Wellington city councillor Iona Pannett, who holds the climate change portfolio and has voted against seaside developments, said the findings were not unexpected.
"The insurance industry has long known about climate change and has taken that into account in terms of their forecast.
"I would expect that the insurance industry would pull out completely around climate ... it's of great concern because people will not be able to fix their properties if they're not insured."
A report published through the government-funded Deep South Challenge examined the risk for 10,000 homes in New Zealand's major cities that were located in one-in-100-year flood zones, and showed the risk would rapidly increase as the planet warmed.
Ten centimetres of sea-level rise is forecast in Wellington by 2040, which could push the probability of floods up to a one-in-20-year event.
With the insurance industry typically starting to pull out of properties when disasters became one-in-50-year events, Wellington homes near the coastline could face soaring insurance premiums within 15 years. That is, if they could be renewed at all.
The report drops in a week where houses in the Wellington region have been evacuated due to flash flooding, and Prime Minister Jacinda Ardern plans to declare a climate emergency.
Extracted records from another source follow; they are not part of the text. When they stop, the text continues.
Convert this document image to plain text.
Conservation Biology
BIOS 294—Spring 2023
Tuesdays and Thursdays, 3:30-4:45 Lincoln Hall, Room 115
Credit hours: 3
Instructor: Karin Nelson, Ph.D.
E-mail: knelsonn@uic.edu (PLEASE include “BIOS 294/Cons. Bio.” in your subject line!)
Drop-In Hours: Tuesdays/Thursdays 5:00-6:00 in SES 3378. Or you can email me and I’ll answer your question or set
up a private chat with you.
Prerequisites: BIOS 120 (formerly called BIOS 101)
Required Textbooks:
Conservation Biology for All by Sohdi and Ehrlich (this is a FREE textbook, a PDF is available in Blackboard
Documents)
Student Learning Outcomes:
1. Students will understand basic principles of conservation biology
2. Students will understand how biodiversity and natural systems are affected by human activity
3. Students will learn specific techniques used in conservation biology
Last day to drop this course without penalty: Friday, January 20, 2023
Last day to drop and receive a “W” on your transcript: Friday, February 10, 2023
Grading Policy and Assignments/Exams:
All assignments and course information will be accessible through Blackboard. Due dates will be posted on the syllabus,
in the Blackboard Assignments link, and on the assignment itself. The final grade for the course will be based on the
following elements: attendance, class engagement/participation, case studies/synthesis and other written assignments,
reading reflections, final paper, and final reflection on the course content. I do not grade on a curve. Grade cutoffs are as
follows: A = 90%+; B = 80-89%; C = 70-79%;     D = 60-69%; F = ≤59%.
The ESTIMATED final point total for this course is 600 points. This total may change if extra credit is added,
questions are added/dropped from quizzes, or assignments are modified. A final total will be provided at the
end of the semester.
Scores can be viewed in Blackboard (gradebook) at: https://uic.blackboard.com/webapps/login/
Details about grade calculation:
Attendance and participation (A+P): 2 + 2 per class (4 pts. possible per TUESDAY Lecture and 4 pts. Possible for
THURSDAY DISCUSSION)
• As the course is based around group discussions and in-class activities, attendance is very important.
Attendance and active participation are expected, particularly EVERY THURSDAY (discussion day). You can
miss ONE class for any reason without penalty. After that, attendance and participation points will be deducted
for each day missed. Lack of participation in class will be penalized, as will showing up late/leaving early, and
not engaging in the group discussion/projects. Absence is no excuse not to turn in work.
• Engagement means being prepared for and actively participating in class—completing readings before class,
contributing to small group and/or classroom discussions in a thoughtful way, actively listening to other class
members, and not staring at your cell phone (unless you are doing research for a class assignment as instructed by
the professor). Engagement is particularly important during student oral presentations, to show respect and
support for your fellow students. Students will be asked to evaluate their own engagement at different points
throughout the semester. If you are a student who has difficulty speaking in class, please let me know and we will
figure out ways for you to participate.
As a coastal nation, New Zealand is vulnerable to sea-level rise, but Pannett said the added earthquake risk in the capital would also impact insurance.
Her biggest concern was that seaside homeowners could be unable to sell if companies were no longer willing to insure their properties.
"So then the issue is how do we as a country support owners, because no one wants to see anyone bankrupt," she said.
Homeowners would either have to self-insure, or the government would need to step in to provide an insurance scheme.
Pannett was concerned about developments along the coast and encouraged Wellingtonians to think about the future when deciding where to build.
"We would like to encourage people to make good decisions about where they build, [and] that they build to a high standard," she said.
She said developers were compliant with the current district plan, but the council was in the process of adapting their plan to account for sea-level rise.
"We know that developers are thinking about that and putting in litigation, [but] whether those litigations are adequate is the question we need to look at."
Last month the council voted to sell and lease land on Shelly Bay needed for the development of 350 homes. Pannett voted against it due to her concerns about the impacts of climate change.
She said at the time she would have liked further analysis on the risks of sea-level rise and was "extremely concerned about insurance" for the Shelly Bay development.